Smallest $\sigma$-algebra such that $X$ is a random variable Let $X: \Omega \to \mathbb{R}$ be a random variable on a probability space $(\Omega, \mathcal{F}, \mathbb{P})$. It could be shown that $\Pi(X) := \\{ \\{X \leq x\\}: x \in \mathbb{R}\\} \subseteq \mathcal{F}$ is a $\pi$-system. Now, I want to show that $\Pi(X)$ generates $\sigma(X)$. Notwithstanding that this question is quite related to other posts, I have trouble to make ends meet according to the formulation of the above statement. If I am right, we want to show that \begin{align} \sigma(X) = \\{X^{-1}(B): B \in \mathcal{B}(\mathbb{R})\\}= \sigma(\\{\\{X\leq x\\}:x \in \mathbb{R}\\}). \end{align} However, I can not express how $\mathcal{B}(\mathbb{R})$ is generated $\neq \sigma\\{ \\{X \leq x\\} :x \in \mathbb{R}\\}$. Due to this indistinctness, I am not sure how to interchange the inverse image $X^{-1}$ in and out the $\sigma$ to find the result. Any help is appreciated!

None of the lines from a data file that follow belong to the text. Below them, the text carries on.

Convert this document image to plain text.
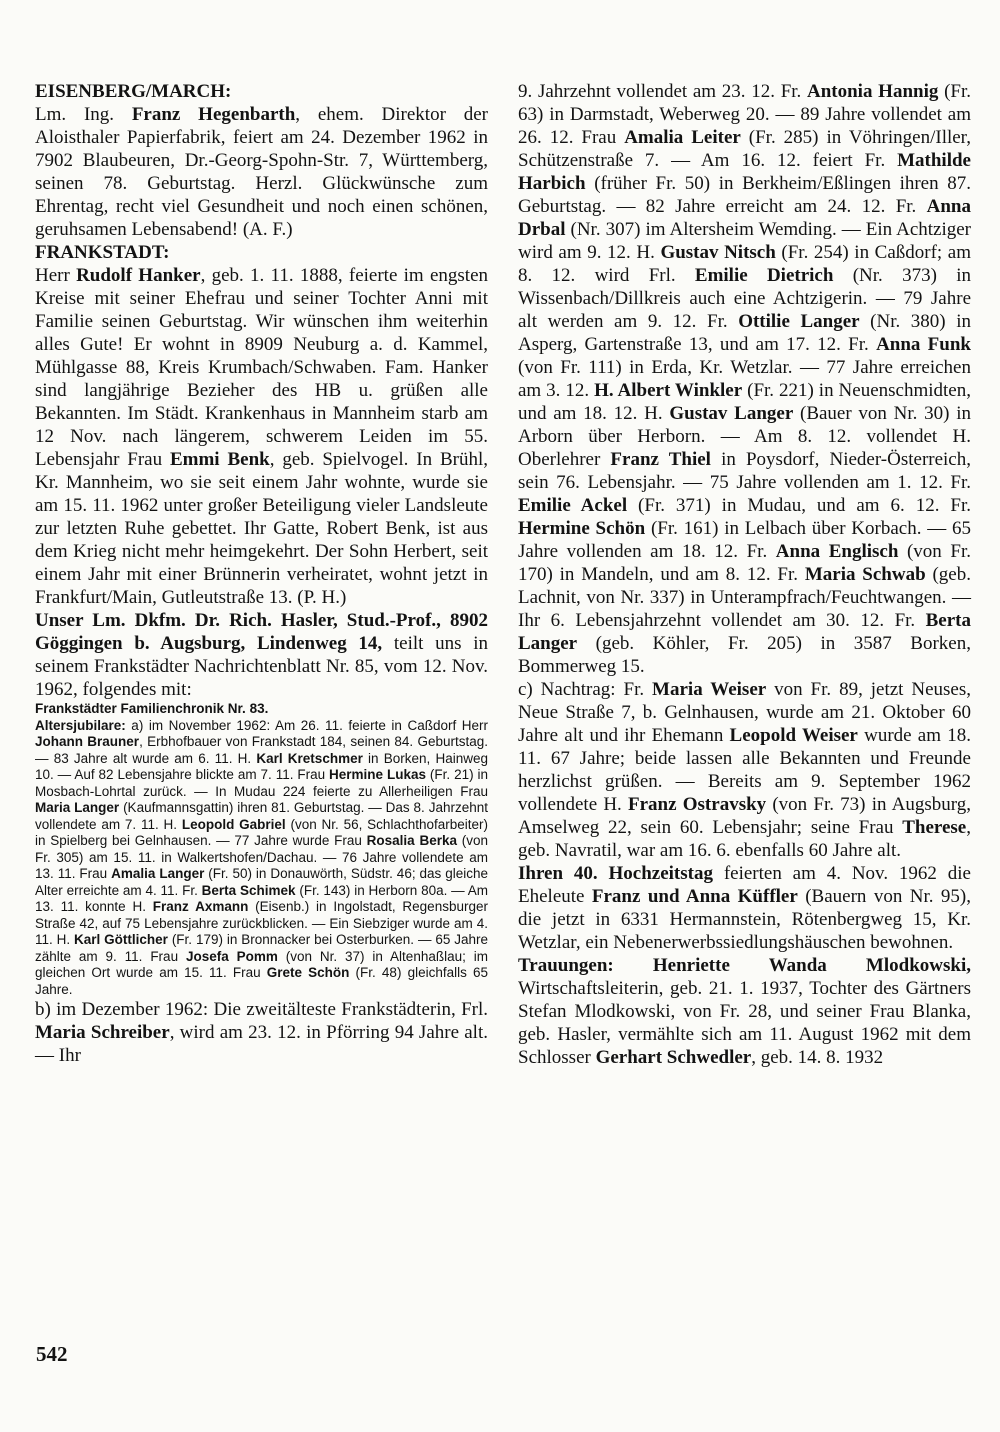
EISENBERG/MARCH:

Lm. Ing. Franz Hegenbarth, ehem. Direktor der Aloisthaler Papierfabrik, feiert am 24. Dezember 1962 in 7902 Blaubeuren, Dr.-Georg-Spohn-Str. 7, Württemberg, seinen 78. Geburtstag. Herzl. Glückwünsche zum Ehrentag, recht viel Gesundheit und noch einen schönen, geruhsamen Lebensabend! (A. F.)

FRANKSTADT:

Herr Rudolf Hanker, geb. 1. 11. 1888, feierte im engsten Kreise mit seiner Ehefrau und seiner Tochter Anni mit Familie seinen Geburtstag. Wir wünschen ihm weiterhin alles Gute! Er wohnt in 8909 Neuburg a. d. Kammel, Mühlgasse 88, Kreis Krumbach/Schwaben. Fam. Hanker sind langjährige Bezieher des HB u. grüßen alle Bekannten. Im Städt. Krankenhaus in Mannheim starb am 12 Nov. nach längerem, schwerem Leiden im 55. Lebensjahr Frau Emmi Benk, geb. Spielvogel. In Brühl, Kr. Mannheim, wo sie seit einem Jahr wohnte, wurde sie am 15. 11. 1962 unter großer Beteiligung vieler Landsleute zur letzten Ruhe gebettet. Ihr Gatte, Robert Benk, ist aus dem Krieg nicht mehr heimgekehrt. Der Sohn Herbert, seit einem Jahr mit einer Brünnerin verheiratet, wohnt jetzt in Frankfurt/Main, Gutleutstraße 13. (P. H.)

Unser Lm. Dkfm. Dr. Rich. Hasler, Stud.-Prof., 8902 Göggingen b. Augsburg, Lindenweg 14, teilt uns in seinem Frankstädter Nachrichtenblatt Nr. 85, vom 12. Nov. 1962, folgendes mit:

Frankstädter Familienchronik Nr. 83.

Altersjubilare: a) im November 1962: Am 26. 11. feierte in Caßdorf Herr Johann Brauner, Erbhofbauer von Frankstadt 184, seinen 84. Geburtstag. — 83 Jahre alt wurde am 6. 11. H. Karl Kretschmer in Borken, Hainweg 10. — Auf 82 Lebensjahre blickte am 7. 11. Frau Hermine Lukas (Fr. 21) in Mosbach-Lohrtal zurück. — In Mudau 224 feierte zu Allerheiligen Frau Maria Langer (Kaufmannsgattin) ihren 81. Geburtstag. — Das 8. Jahrzehnt vollendete am 7. 11. H. Leopold Gabriel (von Nr. 56, Schlachthofarbeiter) in Spielberg bei Gelnhausen. — 77 Jahre wurde Frau Rosalia Berka (von Fr. 305) am 15. 11. in Walkertshofen/Dachau. — 76 Jahre vollendete am 13. 11. Frau Amalia Langer (Fr. 50) in Donauwörth, Südstr. 46; das gleiche Alter erreichte am 4. 11. Fr. Berta Schimek (Fr. 143) in Herborn 80a. — Am 13. 11. konnte H. Franz Axmann (Eisenb.) in Ingolstadt, Regensburger Straße 42, auf 75 Lebensjahre zurückblicken. — Ein Siebziger wurde am 4. 11. H. Karl Göttlicher (Fr. 179) in Bronnacker bei Osterburken. — 65 Jahre zählte am 9. 11. Frau Josefa Pomm (von Nr. 37) in Altenhaßlau; im gleichen Ort wurde am 15. 11. Frau Grete Schön (Fr. 48) gleichfalls 65 Jahre.

b) im Dezember 1962: Die zweitälteste Frankstädterin, Frl. Maria Schreiber, wird am 23. 12. in Pförring 94 Jahre alt. — Ihr

9. Jahrzehnt vollendet am 23. 12. Fr. Antonia Hannig (Fr. 63) in Darmstadt, Weberweg 20. — 89 Jahre vollendet am 26. 12. Frau Amalia Leiter (Fr. 285) in Vöhringen/Iller, Schützenstraße 7. — Am 16. 12. feiert Fr. Mathilde Harbich (früher Fr. 50) in Berkheim/Eßlingen ihren 87. Geburtstag. — 82 Jahre erreicht am 24. 12. Fr. Anna Drbal (Nr. 307) im Altersheim Wemding. — Ein Achtziger wird am 9. 12. H. Gustav Nitsch (Fr. 254) in Caßdorf; am 8. 12. wird Frl. Emilie Dietrich (Nr. 373) in Wissenbach/Dillkreis auch eine Achtzigerin. — 79 Jahre alt werden am 9. 12. Fr. Ottilie Langer (Nr. 380) in Asperg, Gartenstraße 13, und am 17. 12. Fr. Anna Funk (von Fr. 111) in Erda, Kr. Wetzlar. — 77 Jahre erreichen am 3. 12. H. Albert Winkler (Fr. 221) in Neuenschmidten, und am 18. 12. H. Gustav Langer (Bauer von Nr. 30) in Arborn über Herborn. — Am 8. 12. vollendet H. Oberlehrer Franz Thiel in Poysdorf, Nieder-Österreich, sein 76. Lebensjahr. — 75 Jahre vollenden am 1. 12. Fr. Emilie Ackel (Fr. 371) in Mudau, und am 6. 12. Fr. Hermine Schön (Fr. 161) in Lelbach über Korbach. — 65 Jahre vollenden am 18. 12. Fr. Anna Englisch (von Fr. 170) in Mandeln, und am 8. 12. Fr. Maria Schwab (geb. Lachnit, von Nr. 337) in Unterampfrach/Feuchtwangen. — Ihr 6. Lebensjahrzehnt vollendet am 30. 12. Fr. Berta Langer (geb. Köhler, Fr. 205) in 3587 Borken, Bommerweg 15.

c) Nachtrag: Fr. Maria Weiser von Fr. 89, jetzt Neuses, Neue Straße 7, b. Gelnhausen, wurde am 21. Oktober 60 Jahre alt und ihr Ehemann Leopold Weiser wurde am 18. 11. 67 Jahre; beide lassen alle Bekannten und Freunde herzlichst grüßen. — Bereits am 9. September 1962 vollendete H. Franz Ostravsky (von Fr. 73) in Augsburg, Amselweg 22, sein 60. Lebensjahr; seine Frau Therese, geb. Navratil, war am 16. 6. ebenfalls 60 Jahre alt.

Ihren 40. Hochzeitstag feierten am 4. Nov. 1962 die Eheleute Franz und Anna Küffler (Bauern von Nr. 95), die jetzt in 6331 Hermannstein, Rötenbergweg 15, Kr. Wetzlar, ein Nebenerwerbssiedlungshäuschen bewohnen.

Trauungen: Henriette Wanda Mlodkowski, Wirtschaftsleiterin, geb. 21. 1. 1937, Tochter des Gärtners Stefan Mlodkowski, von Fr. 28, und seiner Frau Blanka, geb. Hasler, vermählte sich am 11. August 1962 mit dem Schlosser Gerhart Schwedler, geb. 14. 8. 1932

542
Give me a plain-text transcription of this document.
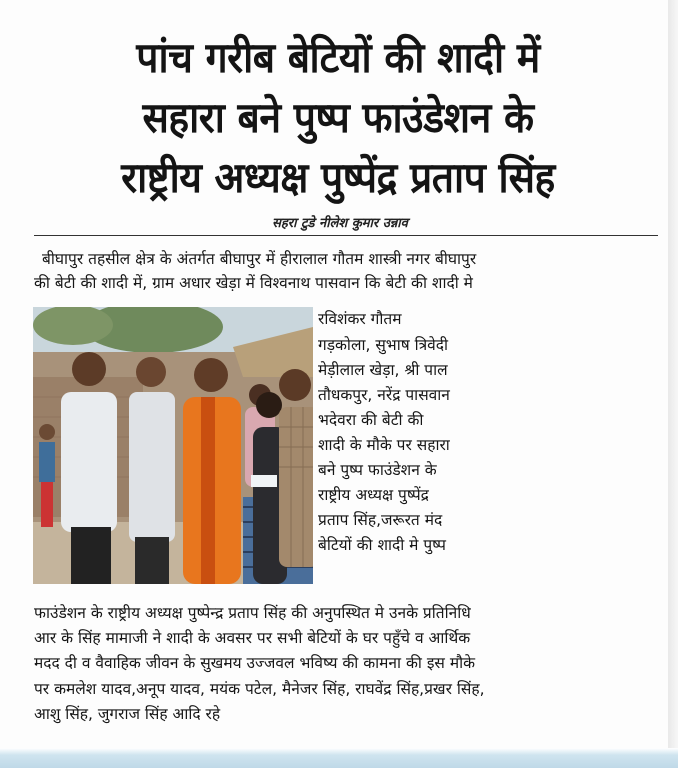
पांच गरीब बेटियों की शादी में
सहारा बने पुष्प फाउंडेशन के
राष्ट्रीय अध्यक्ष पुष्पेंद्र प्रताप सिंह
सहरा टुडे नीलेश कुमार उन्नाव
बीघापुर तहसील क्षेत्र के अंतर्गत बीघापुर में हीरालाल गौतम शास्त्री नगर बीघापुर
की बेटी की शादी में, ग्राम अधार खेड़ा में विश्वनाथ पासवान कि बेटी की शादी मे
रविशंकर गौतम
गड़कोला, सुभाष त्रिवेदी
मेड़ीलाल खेड़ा, श्री पाल
तौधकपुर, नरेंद्र पासवान
भदेवरा की बेटी की
शादी के मौके पर सहारा
बने पुष्प फाउंडेशन के
राष्ट्रीय अध्यक्ष पुष्पेंद्र
प्रताप सिंह,जरूरत मंद
बेटियों की शादी मे पुष्प
फाउंडेशन के राष्ट्रीय अध्यक्ष पुष्पेन्द्र प्रताप सिंह की अनुपस्थित मे उनके प्रतिनिधि
आर के सिंह मामाजी ने शादी के अवसर पर सभी बेटियों के घर पहुँचे व आर्थिक
मदद दी व वैवाहिक जीवन के सुखमय उज्जवल भविष्य की कामना की इस मौके
पर कमलेश यादव,अनूप यादव, मयंक पटेल, मैनेजर सिंह, राघवेंद्र सिंह,प्रखर सिंह,
आशु सिंह, जुगराज सिंह आदि रहे
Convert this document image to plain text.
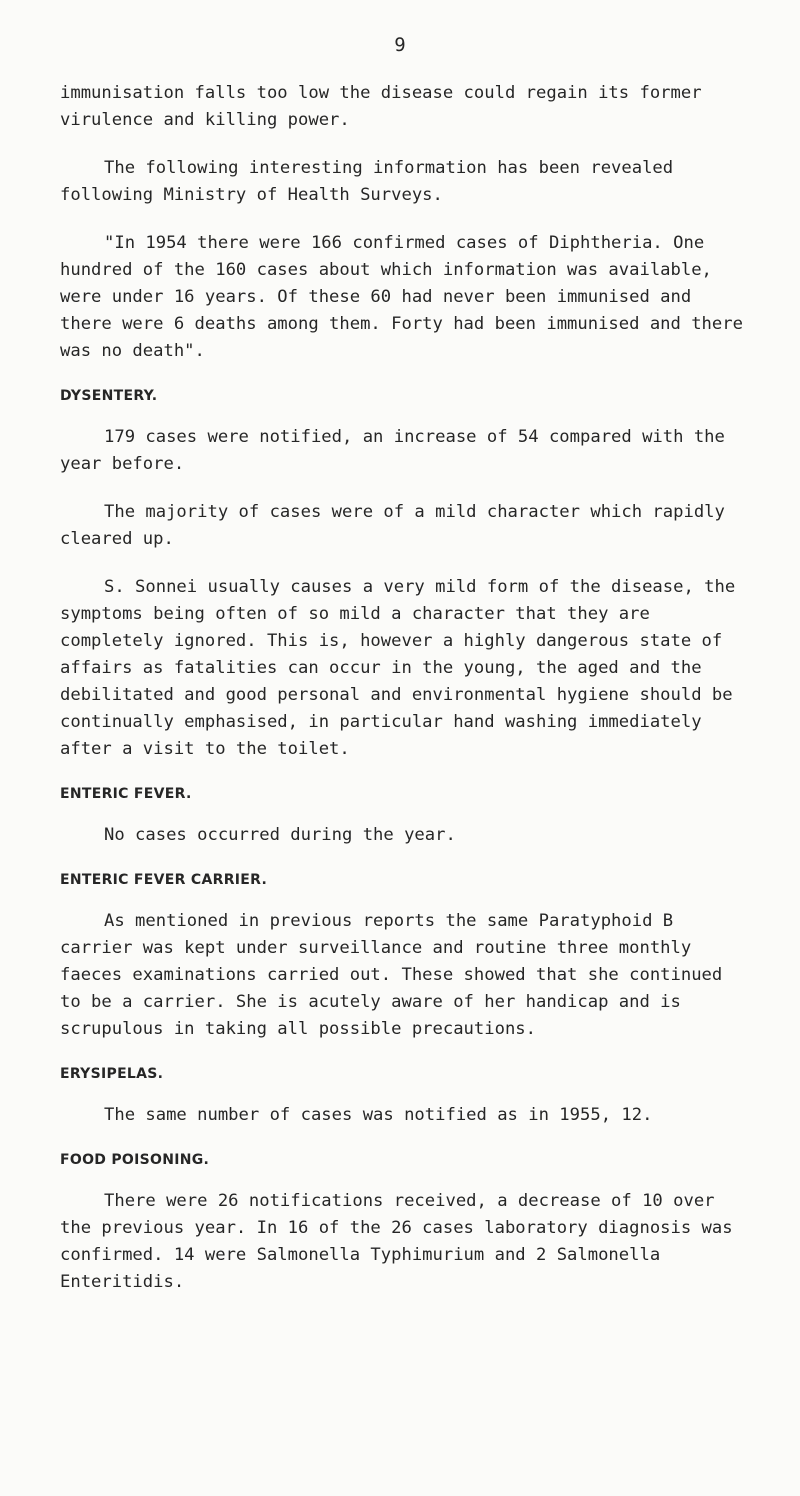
9

immunisation falls too low the disease could regain its former virulence and killing power.

The following interesting information has been revealed following Ministry of Health Surveys.

"In 1954 there were 166 confirmed cases of Diphtheria. One hundred of the 160 cases about which information was available, were under 16 years. Of these 60 had never been immunised and there were 6 deaths among them. Forty had been immunised and there was no death".

DYSENTERY.

179 cases were notified, an increase of 54 compared with the year before.

The majority of cases were of a mild character which rapidly cleared up.

S. Sonnei usually causes a very mild form of the disease, the symptoms being often of so mild a character that they are completely ignored. This is, however a highly dangerous state of affairs as fatalities can occur in the young, the aged and the debilitated and good personal and environmental hygiene should be continually emphasised, in particular hand washing immediately after a visit to the toilet.

ENTERIC FEVER.

No cases occurred during the year.

ENTERIC FEVER CARRIER.

As mentioned in previous reports the same Paratyphoid B carrier was kept under surveillance and routine three monthly faeces examinations carried out. These showed that she continued to be a carrier. She is acutely aware of her handicap and is scrupulous in taking all possible precautions.

ERYSIPELAS.

The same number of cases was notified as in 1955, 12.

FOOD POISONING.

There were 26 notifications received, a decrease of 10 over the previous year. In 16 of the 26 cases laboratory diagnosis was confirmed. 14 were Salmonella Typhimurium and 2 Salmonella Enteritidis.
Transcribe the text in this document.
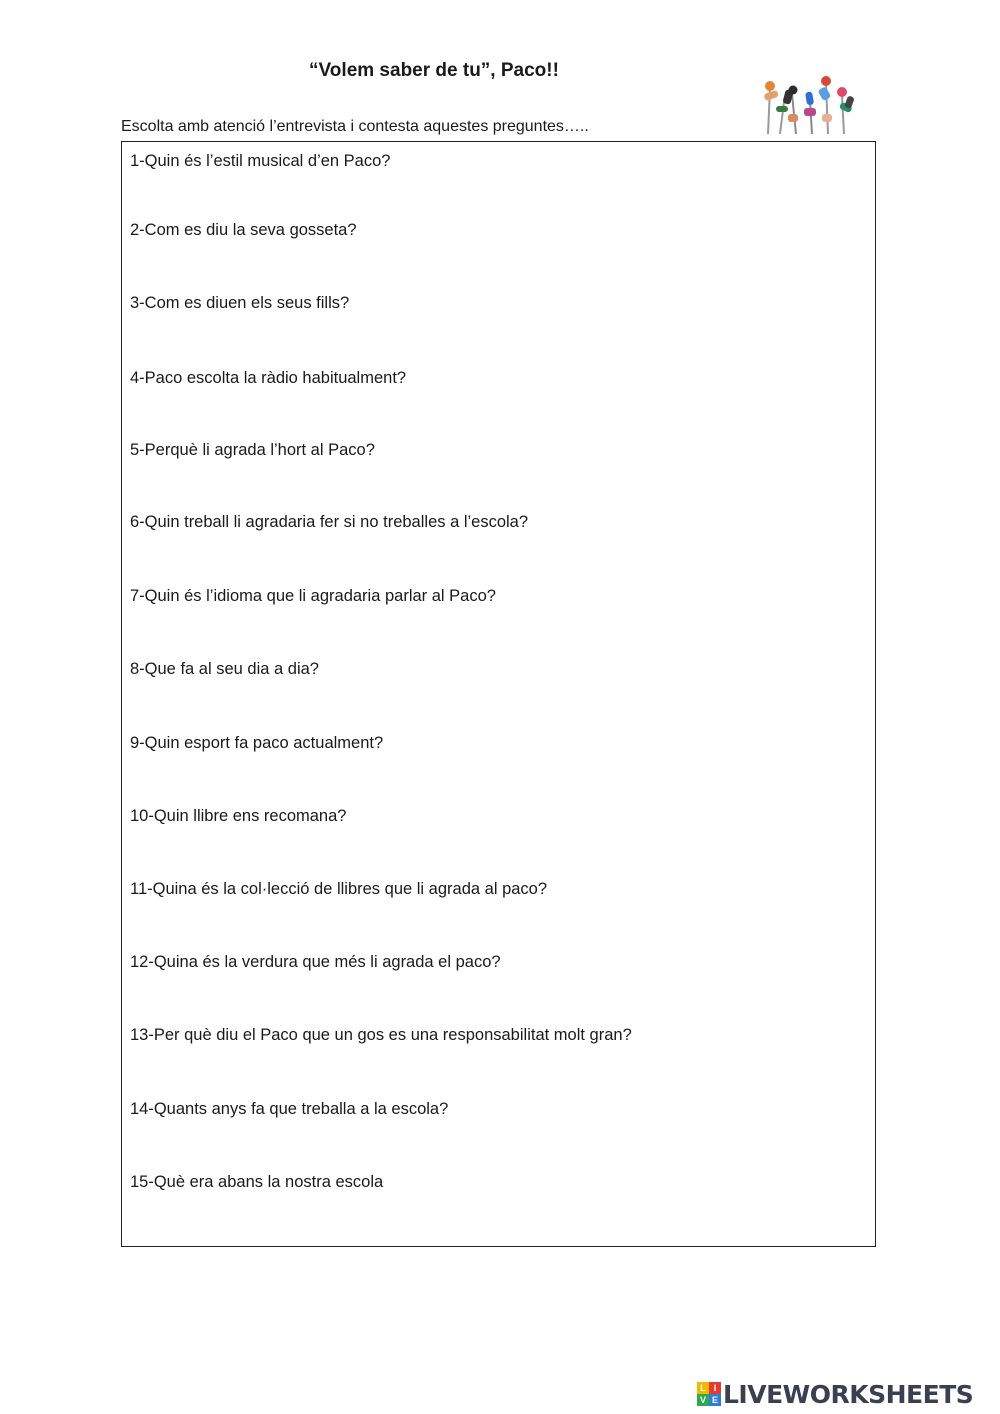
“Volem saber de tu”, Paco!!
Escolta amb atenció l’entrevista i contesta aquestes preguntes…..
1-Quin és l’estil musical d’en Paco?
2-Com es diu la seva gosseta?
3-Com es diuen els seus fills?
4-Paco escolta la ràdio habitualment?
5-Perquè li agrada l’hort al Paco?
6-Quin treball li agradaria fer si no treballes a l’escola?
7-Quin és l’idioma que li agradaria parlar al Paco?
8-Que fa al seu dia a dia?
9-Quin esport fa paco actualment?
10-Quin llibre ens recomana?
11-Quina és la col·lecció de llibres que li agrada al paco?
12-Quina és la verdura que més li agrada el paco?
13-Per què diu el Paco que un gos es una responsabilitat molt gran?
14-Quants anys fa que treballa a la escola?
15-Què era abans la nostra escola
L I
V E LIVEWORKSHEETS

Clearly $\Pi(X) \subset \sigma(X)$, which implies $\sigma(\Pi(X)) \subset \sigma(X)$.

The interesting part is the other inclusion. Let $M = \\{ B \in \mathcal{B}(\mathbb{R}) \mid X^{-1}(B) \in \sigma(\Pi(X))\\}$. By definition, $M$ contains all intervals of the form $(-\infty, x]$. This implies $$\mathcal{B}(\mathbb{R}) = \sigma(\\{(-\infty, x] \mid x \in \mathbb{R}\\}) \subset \sigma(M) = M \subset \mathcal{B}(\mathbb{R}),$$ since $M$ is itself a $\sigma$-Algebra (this is easy to verify).

Now we have proven $M = \mathcal{B}(\mathbb{R})$, which means $\sigma(X) \subset \sigma(\Pi(X))$.